The couple is among the 60 percent of America's workers who are eligible to take a prolonged leave from work for family reasons. They are also among the few who actually do.
Since Congress enacted the FMLA with great fanfare almost a decade ago, employers report that 6.5 percent of workers have used the law to take time off up from 3.6 in 1995.
Workplace pressures like those Peartree encountered are a deterrent. Indeed, in a long-standing lawsuit brought by a former Maryland State trooper who sought to take a parental leave under FMLA, his employer's refusal to grant it may cost the state or his supervisor dearly. A federal judge is poised to decide the damage award before Labor Day.
But an even bigger obstacle, according to a year-old federal study, is that most workers feel they cannot afford to take up to 12 weeks off without pay.
"The FMLA is almost worthless for most American workers because it is unpaid and therefore rarely utilized, and then usually by ... higher-income workers," says Shields, who became expert in the law while writing a just-published book on shared parenting.

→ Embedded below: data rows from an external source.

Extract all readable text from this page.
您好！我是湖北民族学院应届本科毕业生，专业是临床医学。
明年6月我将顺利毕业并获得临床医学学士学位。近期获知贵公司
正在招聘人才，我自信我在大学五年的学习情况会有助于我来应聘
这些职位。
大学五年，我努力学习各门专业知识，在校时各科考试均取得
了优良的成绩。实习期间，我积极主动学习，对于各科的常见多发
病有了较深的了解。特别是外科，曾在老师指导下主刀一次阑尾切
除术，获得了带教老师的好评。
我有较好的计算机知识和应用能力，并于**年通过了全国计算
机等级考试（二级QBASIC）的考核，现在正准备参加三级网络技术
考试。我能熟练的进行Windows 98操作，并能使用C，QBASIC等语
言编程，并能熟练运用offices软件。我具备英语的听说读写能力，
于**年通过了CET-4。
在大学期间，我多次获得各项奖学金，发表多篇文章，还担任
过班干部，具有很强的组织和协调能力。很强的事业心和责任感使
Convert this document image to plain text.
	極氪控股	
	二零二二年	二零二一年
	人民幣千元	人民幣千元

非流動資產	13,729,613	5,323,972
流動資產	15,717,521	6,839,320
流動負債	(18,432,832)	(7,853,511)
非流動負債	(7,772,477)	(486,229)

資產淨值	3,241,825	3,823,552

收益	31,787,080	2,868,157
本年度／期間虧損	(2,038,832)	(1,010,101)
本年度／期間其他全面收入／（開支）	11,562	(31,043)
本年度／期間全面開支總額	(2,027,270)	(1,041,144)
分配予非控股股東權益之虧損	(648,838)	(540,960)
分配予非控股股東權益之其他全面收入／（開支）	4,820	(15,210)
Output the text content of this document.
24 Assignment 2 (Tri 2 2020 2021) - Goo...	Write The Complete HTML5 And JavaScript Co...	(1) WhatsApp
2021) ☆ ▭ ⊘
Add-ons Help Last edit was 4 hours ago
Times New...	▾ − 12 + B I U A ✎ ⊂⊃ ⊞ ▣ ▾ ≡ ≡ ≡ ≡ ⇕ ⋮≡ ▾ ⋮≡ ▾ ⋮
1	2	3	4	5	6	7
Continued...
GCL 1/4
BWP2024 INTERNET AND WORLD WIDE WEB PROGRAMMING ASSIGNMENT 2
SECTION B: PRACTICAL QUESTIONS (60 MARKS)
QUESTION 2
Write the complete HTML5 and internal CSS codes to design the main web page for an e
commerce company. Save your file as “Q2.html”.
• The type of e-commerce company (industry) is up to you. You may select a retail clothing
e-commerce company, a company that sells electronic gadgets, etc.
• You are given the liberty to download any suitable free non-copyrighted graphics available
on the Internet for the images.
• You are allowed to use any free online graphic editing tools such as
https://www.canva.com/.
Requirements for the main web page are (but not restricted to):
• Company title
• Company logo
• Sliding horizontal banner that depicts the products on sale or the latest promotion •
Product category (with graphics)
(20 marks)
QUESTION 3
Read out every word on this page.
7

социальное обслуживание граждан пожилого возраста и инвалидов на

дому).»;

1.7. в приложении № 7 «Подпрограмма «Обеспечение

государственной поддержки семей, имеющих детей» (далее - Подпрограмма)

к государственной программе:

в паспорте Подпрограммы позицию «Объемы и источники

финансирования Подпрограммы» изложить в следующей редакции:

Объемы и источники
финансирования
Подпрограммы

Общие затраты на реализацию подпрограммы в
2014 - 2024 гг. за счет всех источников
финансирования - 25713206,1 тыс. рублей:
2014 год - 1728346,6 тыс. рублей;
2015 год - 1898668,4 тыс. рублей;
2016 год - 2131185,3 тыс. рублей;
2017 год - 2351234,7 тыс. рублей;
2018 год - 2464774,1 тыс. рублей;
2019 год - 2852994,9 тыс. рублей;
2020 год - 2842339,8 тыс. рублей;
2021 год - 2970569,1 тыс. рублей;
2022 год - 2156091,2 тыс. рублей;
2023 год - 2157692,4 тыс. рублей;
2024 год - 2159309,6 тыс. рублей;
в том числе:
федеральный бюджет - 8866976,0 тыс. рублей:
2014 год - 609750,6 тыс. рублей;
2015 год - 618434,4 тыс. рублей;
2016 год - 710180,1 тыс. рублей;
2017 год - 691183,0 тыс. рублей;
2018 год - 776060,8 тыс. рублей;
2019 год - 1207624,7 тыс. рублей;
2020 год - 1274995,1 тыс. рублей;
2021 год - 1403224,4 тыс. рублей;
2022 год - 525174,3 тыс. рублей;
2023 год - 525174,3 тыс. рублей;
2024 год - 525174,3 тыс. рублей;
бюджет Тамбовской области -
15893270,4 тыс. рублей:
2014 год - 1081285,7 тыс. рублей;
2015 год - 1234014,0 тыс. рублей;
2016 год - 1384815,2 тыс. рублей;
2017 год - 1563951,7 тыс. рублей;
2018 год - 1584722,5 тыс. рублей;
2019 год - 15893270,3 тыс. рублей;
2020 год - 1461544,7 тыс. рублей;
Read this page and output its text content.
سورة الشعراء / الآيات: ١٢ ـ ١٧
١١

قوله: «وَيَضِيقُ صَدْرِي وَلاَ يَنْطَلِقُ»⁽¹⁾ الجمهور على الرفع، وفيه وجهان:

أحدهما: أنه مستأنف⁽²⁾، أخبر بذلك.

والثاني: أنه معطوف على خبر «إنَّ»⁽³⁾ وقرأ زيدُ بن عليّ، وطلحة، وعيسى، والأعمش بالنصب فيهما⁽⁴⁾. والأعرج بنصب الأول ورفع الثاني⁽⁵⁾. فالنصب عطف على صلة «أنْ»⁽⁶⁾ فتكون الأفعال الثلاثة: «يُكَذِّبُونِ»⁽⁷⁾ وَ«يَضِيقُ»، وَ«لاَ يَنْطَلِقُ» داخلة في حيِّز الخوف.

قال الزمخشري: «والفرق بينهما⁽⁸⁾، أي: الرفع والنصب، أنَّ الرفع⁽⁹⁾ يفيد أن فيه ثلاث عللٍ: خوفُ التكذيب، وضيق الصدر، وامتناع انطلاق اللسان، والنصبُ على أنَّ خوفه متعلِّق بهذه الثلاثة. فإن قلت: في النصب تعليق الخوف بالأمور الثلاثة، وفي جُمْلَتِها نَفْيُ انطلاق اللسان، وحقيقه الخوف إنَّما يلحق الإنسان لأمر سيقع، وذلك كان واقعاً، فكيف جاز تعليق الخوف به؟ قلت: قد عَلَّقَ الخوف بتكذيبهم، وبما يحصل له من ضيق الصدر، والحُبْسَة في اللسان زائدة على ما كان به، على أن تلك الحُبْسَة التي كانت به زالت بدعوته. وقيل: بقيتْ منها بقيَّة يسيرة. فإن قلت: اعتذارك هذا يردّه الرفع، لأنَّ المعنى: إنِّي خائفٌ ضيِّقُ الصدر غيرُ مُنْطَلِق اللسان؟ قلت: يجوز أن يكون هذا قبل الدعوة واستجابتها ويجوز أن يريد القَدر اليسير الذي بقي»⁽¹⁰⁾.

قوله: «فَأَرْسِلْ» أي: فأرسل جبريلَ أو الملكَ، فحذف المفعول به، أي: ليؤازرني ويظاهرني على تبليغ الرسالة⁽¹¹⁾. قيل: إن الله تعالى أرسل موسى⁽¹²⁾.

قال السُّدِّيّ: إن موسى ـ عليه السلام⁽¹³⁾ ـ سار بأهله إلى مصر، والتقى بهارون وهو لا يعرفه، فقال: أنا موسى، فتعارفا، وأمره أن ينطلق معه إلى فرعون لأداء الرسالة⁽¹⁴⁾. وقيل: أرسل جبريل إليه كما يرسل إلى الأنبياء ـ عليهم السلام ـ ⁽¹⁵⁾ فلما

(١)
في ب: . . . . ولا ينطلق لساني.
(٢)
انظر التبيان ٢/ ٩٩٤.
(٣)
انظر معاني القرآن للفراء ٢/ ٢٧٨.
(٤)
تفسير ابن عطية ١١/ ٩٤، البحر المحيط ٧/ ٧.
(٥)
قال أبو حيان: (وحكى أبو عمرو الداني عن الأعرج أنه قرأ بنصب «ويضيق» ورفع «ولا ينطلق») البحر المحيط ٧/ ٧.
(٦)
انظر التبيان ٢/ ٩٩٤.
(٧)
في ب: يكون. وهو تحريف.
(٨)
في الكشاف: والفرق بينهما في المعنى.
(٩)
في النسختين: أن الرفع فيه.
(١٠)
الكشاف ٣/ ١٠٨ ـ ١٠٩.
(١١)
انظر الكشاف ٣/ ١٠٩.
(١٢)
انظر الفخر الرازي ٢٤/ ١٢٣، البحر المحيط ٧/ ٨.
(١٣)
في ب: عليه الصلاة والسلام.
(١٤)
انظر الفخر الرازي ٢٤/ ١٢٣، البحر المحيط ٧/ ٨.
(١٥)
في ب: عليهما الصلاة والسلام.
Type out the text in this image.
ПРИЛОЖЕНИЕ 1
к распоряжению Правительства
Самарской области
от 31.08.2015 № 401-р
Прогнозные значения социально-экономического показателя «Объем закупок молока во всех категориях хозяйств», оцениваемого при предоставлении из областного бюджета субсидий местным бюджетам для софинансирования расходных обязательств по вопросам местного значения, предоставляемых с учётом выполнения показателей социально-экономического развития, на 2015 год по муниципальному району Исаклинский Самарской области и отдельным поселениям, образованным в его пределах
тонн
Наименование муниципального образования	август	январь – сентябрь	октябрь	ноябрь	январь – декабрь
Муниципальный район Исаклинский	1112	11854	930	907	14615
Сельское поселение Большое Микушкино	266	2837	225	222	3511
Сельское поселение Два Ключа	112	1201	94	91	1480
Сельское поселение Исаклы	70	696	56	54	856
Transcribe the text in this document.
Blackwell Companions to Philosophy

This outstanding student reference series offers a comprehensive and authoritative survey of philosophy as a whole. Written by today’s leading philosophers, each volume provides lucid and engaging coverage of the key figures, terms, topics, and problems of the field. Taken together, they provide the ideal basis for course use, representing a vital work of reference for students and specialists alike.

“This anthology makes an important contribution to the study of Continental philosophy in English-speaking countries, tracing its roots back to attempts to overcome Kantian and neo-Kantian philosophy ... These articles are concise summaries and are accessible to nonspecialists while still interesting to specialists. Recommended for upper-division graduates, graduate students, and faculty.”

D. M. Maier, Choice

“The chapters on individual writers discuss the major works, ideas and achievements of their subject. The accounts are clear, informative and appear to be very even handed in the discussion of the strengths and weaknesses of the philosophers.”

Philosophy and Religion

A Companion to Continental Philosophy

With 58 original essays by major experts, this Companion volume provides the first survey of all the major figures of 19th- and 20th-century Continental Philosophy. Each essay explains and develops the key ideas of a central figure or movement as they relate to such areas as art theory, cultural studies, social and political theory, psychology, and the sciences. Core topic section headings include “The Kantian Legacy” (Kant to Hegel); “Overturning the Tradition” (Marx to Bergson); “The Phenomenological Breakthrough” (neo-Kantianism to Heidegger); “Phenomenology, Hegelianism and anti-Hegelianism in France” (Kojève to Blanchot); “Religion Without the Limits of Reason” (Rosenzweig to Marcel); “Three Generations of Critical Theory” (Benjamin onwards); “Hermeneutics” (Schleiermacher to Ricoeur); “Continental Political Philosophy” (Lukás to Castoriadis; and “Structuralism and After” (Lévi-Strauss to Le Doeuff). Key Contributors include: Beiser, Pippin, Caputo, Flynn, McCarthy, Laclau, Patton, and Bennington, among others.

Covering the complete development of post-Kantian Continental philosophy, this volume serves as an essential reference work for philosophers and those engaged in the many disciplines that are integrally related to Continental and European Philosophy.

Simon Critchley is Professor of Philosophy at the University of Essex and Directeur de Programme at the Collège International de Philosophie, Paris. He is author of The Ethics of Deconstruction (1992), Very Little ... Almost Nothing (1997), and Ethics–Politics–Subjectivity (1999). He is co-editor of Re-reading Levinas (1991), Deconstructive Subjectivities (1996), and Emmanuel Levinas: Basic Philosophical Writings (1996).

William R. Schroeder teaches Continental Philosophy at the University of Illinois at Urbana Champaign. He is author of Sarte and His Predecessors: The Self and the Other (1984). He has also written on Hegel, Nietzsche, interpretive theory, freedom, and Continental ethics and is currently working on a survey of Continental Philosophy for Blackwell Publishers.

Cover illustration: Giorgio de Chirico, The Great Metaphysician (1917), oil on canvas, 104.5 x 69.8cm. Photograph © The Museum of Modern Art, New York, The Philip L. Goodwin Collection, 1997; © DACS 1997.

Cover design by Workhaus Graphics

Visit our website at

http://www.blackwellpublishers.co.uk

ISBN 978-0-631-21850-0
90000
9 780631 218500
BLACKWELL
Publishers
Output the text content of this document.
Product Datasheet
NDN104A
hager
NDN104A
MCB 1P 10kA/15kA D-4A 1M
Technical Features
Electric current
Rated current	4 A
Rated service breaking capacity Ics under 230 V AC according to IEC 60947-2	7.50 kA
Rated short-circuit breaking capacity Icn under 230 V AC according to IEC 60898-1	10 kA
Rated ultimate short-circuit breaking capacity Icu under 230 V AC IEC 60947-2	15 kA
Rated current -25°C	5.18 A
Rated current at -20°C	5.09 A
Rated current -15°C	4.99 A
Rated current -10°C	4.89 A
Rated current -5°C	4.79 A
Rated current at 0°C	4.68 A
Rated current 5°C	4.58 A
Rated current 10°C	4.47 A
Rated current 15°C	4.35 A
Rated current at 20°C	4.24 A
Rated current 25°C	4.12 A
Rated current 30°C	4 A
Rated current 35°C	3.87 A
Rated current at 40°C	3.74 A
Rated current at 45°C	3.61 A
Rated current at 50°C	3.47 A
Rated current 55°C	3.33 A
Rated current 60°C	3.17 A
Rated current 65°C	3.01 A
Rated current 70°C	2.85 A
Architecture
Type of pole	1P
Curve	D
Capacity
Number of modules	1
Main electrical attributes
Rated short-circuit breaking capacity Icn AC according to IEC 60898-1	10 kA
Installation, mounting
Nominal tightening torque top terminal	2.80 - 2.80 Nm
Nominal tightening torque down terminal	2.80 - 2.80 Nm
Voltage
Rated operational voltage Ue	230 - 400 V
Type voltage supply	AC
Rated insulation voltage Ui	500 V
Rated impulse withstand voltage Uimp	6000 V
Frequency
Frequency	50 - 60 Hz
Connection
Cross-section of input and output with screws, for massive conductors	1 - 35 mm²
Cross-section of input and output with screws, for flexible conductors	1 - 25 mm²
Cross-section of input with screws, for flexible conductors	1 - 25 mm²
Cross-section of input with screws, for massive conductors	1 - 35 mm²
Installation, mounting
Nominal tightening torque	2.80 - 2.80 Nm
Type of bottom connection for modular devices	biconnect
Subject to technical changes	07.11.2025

The law is intended to help workers balance family and career particularly at challenging times such as the birth of a child or a serious health problem within the family. Indeed, it provides job security for people facing such situations, even if it does not provide financial security in the form of paid leave. (Paid leave exists under federal disability law, but care for family members is not included.)
In a 2000 survey by the Society for Human Resource Management, two-thirds of the human-resource managers polled reported that, because of the FMLA, their companies have kept some employees who would have otherwise been fired for failure to meet attendance standards.
But there's a growing sense within the workforce that FMLA is not enough.
"Protection offered by the FMLA is limited in comparison to the pressure [on workers] created by competing demands," says Joshua Davis, an employment law expert at the Boston law firm of Hill & Barlow. "The work-life balance is, as working people know and the day-to-day experience of employers demonstrates, a constant issue."